After Daniel started his own distillery, he hired three of Green’s sons and, eventually, at least four grandsons. Today, seven generations of Green’s direct descendents have worked at Jack Daniel Distillery.
Author Fawn Weaver created the Nearest Green Foundation, which is responsible for a museum, memorial park, biography and college scholarships for Green's descendants. In 2017, Uncle Nearest, Inc., debuted "Uncle Nearest 1856 Premium Whiskey." Since then, the Jack Daniel Distillery has officially recognized Green as its first head stiller and added his legacy to a large exhibit at the Jack Daniel's Visitors Center.

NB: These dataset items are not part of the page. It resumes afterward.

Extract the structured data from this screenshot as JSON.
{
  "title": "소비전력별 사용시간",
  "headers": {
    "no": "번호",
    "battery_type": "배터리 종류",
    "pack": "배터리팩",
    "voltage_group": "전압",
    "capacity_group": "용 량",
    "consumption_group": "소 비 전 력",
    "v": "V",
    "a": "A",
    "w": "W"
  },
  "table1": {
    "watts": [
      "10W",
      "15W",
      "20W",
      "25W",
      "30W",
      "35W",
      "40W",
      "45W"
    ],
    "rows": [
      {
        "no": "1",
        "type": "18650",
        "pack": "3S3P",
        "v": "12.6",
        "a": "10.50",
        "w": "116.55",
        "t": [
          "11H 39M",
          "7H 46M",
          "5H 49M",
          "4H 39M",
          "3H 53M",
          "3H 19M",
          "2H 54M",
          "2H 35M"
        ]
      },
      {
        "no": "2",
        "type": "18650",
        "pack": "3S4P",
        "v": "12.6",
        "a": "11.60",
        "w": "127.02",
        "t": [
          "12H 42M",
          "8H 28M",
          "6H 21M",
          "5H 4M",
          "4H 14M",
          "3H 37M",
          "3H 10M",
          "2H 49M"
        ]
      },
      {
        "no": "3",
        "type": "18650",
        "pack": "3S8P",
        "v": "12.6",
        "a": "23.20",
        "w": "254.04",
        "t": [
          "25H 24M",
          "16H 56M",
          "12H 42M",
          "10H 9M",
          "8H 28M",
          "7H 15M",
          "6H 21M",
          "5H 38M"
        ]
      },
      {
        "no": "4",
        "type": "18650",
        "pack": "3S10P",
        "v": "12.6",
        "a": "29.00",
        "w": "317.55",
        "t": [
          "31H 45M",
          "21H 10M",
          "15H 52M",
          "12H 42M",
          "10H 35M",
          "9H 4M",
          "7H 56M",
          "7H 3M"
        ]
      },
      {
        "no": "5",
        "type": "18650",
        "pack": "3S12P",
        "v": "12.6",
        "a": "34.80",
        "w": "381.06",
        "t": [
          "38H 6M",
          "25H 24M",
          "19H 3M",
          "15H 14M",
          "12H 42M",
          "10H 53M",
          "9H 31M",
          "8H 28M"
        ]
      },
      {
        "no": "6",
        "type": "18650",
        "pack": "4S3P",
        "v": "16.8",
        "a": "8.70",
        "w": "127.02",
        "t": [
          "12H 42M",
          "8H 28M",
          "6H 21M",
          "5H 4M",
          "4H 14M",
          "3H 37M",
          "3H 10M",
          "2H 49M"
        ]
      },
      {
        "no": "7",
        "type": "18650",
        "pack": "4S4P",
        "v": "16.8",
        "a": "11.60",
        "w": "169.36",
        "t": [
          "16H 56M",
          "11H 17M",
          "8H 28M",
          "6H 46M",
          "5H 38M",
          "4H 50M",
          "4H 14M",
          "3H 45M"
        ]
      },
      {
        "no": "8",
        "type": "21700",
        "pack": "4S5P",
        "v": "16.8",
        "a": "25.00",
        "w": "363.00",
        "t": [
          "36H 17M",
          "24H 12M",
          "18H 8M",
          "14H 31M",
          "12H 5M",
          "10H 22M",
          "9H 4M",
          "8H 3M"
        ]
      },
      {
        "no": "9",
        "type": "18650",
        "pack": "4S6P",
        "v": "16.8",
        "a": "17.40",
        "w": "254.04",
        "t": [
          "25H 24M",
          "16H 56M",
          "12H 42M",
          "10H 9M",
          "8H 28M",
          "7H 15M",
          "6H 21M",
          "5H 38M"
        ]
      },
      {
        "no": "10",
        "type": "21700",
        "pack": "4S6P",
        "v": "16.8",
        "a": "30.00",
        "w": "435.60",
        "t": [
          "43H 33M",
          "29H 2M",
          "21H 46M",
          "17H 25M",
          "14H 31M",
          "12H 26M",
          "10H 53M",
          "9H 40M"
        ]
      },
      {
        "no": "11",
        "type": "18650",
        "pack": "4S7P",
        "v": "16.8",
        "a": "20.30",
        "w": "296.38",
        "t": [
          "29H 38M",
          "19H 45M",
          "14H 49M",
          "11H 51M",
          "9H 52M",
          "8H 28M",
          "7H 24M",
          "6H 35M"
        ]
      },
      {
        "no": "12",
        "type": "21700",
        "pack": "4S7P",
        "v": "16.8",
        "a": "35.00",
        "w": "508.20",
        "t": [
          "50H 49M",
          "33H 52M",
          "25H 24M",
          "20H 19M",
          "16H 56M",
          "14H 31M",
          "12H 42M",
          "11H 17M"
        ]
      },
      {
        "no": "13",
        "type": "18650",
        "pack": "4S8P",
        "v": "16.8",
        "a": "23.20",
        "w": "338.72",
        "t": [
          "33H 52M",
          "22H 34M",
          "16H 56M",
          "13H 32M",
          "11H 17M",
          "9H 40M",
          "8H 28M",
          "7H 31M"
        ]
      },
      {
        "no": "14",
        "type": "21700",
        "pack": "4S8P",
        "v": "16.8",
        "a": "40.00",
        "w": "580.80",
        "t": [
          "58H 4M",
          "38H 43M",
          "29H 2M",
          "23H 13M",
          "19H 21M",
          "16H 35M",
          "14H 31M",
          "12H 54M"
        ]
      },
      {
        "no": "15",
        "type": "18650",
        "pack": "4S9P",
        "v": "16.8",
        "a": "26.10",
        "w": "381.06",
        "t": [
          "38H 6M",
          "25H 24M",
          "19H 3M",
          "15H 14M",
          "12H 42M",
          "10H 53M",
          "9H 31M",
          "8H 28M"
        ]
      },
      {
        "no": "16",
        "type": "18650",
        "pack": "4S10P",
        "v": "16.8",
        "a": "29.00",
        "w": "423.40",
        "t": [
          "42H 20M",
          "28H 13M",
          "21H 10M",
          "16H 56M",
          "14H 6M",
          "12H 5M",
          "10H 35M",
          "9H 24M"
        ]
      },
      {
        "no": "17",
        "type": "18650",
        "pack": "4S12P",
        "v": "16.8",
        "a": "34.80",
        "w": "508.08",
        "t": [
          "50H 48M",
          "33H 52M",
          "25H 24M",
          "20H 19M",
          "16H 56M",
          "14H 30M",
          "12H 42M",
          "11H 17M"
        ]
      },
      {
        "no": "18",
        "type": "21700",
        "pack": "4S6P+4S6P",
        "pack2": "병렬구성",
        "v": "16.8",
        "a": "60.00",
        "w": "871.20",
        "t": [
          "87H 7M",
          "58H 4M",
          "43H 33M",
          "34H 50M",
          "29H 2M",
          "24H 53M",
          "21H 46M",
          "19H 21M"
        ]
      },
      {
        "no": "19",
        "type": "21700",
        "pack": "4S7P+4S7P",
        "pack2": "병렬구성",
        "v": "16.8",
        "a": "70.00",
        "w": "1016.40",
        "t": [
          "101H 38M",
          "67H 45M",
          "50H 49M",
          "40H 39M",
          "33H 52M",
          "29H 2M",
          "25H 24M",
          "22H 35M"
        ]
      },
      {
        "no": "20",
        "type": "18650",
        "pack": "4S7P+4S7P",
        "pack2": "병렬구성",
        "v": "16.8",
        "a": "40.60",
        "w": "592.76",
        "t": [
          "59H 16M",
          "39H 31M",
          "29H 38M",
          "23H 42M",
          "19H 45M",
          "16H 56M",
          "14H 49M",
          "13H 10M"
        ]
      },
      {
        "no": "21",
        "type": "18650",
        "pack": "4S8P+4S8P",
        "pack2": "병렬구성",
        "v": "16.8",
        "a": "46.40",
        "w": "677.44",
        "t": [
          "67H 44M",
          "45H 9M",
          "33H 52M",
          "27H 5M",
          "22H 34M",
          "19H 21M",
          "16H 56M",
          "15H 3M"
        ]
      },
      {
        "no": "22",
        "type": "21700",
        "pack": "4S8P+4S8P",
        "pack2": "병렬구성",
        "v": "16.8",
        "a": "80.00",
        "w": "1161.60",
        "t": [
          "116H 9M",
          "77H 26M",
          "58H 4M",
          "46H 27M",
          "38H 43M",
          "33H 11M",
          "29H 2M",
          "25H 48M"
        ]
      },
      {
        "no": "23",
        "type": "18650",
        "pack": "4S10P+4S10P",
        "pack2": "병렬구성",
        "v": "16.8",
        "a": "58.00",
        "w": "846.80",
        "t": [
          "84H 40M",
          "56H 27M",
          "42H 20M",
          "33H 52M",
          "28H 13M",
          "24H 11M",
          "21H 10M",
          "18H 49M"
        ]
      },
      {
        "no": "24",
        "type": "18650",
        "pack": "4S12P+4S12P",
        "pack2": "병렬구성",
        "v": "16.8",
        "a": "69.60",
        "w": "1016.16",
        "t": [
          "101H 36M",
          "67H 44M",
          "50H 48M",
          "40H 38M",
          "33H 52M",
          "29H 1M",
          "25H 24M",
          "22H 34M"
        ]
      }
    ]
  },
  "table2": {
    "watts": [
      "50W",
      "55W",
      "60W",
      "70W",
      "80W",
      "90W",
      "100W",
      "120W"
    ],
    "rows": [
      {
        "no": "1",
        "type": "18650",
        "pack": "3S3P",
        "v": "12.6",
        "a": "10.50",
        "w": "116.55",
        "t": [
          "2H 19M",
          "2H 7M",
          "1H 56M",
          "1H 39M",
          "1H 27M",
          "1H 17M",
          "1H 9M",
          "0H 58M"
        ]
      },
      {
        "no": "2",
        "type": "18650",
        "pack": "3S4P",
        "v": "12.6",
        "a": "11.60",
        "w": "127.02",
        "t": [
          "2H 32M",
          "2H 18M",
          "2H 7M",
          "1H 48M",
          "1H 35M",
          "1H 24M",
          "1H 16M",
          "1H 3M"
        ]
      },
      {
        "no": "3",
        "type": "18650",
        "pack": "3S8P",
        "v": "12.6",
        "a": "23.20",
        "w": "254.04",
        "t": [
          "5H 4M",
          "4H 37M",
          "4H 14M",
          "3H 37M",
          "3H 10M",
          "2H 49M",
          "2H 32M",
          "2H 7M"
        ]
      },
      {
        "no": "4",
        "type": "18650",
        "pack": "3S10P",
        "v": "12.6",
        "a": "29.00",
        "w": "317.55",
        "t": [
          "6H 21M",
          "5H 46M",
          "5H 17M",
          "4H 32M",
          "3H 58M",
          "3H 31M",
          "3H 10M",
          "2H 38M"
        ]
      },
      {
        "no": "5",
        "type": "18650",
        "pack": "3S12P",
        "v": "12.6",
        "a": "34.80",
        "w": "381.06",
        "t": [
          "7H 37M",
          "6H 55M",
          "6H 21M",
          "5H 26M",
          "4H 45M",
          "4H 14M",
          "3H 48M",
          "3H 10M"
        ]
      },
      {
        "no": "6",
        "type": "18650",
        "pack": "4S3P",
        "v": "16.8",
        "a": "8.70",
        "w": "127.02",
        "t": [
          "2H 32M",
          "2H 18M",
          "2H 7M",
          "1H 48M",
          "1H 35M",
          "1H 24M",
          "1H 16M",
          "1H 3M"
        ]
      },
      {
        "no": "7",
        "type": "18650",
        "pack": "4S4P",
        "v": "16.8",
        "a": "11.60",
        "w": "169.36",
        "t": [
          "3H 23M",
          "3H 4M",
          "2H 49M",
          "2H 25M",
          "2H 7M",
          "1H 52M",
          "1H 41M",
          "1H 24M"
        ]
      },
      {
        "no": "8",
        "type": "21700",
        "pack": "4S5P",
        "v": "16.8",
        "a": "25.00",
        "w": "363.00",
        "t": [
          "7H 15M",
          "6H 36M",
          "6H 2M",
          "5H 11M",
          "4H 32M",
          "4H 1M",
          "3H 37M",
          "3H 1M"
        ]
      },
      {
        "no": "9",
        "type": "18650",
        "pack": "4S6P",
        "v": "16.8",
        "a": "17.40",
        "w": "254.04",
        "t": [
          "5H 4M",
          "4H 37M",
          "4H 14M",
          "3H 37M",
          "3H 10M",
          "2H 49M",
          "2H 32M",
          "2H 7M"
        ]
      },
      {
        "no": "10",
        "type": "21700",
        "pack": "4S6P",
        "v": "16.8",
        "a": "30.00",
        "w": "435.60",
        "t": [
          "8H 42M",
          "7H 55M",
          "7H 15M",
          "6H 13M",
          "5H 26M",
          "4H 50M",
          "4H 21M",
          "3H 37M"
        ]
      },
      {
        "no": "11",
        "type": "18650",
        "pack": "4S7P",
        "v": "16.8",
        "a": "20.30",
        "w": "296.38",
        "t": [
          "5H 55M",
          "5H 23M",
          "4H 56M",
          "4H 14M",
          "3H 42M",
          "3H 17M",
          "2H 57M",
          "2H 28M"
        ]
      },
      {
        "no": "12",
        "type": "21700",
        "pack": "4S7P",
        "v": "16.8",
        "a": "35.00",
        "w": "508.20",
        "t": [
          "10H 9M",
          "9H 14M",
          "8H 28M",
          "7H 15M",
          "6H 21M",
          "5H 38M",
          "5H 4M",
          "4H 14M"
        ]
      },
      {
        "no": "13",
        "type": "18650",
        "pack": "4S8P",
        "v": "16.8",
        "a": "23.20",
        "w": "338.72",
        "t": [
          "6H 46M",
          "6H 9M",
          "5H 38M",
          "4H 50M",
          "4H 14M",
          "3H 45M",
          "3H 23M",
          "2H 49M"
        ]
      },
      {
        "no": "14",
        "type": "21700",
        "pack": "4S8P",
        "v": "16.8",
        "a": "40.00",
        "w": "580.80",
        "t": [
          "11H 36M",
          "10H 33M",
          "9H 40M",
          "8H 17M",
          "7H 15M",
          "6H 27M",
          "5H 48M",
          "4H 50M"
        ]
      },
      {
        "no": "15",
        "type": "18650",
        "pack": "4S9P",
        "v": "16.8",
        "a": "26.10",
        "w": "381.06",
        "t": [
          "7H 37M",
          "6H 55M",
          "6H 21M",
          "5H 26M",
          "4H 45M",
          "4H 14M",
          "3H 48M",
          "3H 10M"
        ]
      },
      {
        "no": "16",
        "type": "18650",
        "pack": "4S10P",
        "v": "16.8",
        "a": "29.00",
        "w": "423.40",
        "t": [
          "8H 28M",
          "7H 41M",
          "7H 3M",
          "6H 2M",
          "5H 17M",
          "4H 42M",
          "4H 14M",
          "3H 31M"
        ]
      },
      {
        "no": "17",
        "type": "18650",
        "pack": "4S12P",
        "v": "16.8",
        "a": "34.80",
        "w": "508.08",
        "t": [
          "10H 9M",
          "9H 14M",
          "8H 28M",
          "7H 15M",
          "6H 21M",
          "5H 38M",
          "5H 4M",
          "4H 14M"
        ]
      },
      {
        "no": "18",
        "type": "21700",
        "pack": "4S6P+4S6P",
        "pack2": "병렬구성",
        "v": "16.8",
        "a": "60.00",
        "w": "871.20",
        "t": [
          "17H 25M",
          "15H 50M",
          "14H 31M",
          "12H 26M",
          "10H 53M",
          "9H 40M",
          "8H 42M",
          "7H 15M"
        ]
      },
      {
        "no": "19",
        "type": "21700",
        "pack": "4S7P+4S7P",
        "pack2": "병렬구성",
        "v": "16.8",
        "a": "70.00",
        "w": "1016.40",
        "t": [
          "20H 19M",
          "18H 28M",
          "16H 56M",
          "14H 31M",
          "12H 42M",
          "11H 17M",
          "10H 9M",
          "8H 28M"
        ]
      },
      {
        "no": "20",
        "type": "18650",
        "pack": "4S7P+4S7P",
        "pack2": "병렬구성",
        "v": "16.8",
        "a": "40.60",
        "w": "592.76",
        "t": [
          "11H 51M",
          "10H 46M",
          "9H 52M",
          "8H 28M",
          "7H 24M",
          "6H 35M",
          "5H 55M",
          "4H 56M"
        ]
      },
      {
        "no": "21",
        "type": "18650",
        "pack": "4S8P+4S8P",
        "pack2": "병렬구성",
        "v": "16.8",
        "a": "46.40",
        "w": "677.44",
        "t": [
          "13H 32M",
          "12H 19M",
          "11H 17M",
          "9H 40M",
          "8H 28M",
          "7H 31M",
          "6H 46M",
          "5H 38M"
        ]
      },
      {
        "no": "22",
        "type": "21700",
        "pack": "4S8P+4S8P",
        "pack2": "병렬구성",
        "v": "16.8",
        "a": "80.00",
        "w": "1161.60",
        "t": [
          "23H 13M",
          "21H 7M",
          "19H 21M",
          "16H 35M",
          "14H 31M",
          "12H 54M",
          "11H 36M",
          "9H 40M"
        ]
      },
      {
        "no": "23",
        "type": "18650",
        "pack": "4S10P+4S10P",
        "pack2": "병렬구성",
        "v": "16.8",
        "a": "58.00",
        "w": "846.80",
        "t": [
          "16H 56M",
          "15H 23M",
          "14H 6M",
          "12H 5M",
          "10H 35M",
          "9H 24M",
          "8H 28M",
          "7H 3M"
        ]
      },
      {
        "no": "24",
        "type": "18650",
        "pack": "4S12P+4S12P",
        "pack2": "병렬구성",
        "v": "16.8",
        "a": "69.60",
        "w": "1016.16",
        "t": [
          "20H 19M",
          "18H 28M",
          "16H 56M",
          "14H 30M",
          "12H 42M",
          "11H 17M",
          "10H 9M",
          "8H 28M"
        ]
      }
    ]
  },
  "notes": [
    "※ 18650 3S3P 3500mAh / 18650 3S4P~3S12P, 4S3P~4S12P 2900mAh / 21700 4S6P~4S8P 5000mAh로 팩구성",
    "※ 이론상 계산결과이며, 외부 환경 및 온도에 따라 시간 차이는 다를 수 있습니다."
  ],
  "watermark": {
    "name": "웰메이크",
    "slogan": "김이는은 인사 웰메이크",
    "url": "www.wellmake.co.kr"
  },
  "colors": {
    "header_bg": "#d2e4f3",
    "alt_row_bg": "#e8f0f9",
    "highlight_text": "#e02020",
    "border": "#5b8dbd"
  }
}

Tour this award-winning distillery, run by CEO Fawn Weaver and master blender Victoria Eady Butler, Nearest Green’s great-great granddaughter.
MTSU
Explore the university’s calendar of Black History Month events, running through the end of the month, and other resources for local history.
Sam Davis Home
Explore the exhibit “Recovering Their Story: The African-Americans on the Davis Plantation.” Learn about the lives of the site’s enslaved laborers, their beautiful work, and the information gleaned from archeological research on the site.
Hilltop-Rosenwald Park
Visit the replica of Smyrna’s Rosenwald School, once the county's largest school for African American students. It was one of 5000 Rosenwald schools in the nation, the result of a collaboration between Booker T. Washington and Julius Rosenwald of Sears and Roebuck.
Patterson Park/Myrtle Glanton Lord Library
Honor the lives of two dedicated community leaders who made a difference in the lives of Rutherford County’s Black residents. The park sits on the site of the former football field of Holloway High School, where the area’s Black students studied after Bradley Academy became an elementary school. Dr. James Patterson was a dentist who not only donated his services to treat children at Bradley, he worked as a tireless advocate for the area’s Black community.
Myrtle Glanton Lord graduated from Bradley Academy and became a respected teacher and activist. She taught in several communities, served on the Bradley Museum board and was named to the Tennessee Educators Hall of Fame. In 1999, she was named the state’s Most Outstanding African American Woman. She was instrumental in the creation of Patterson Park.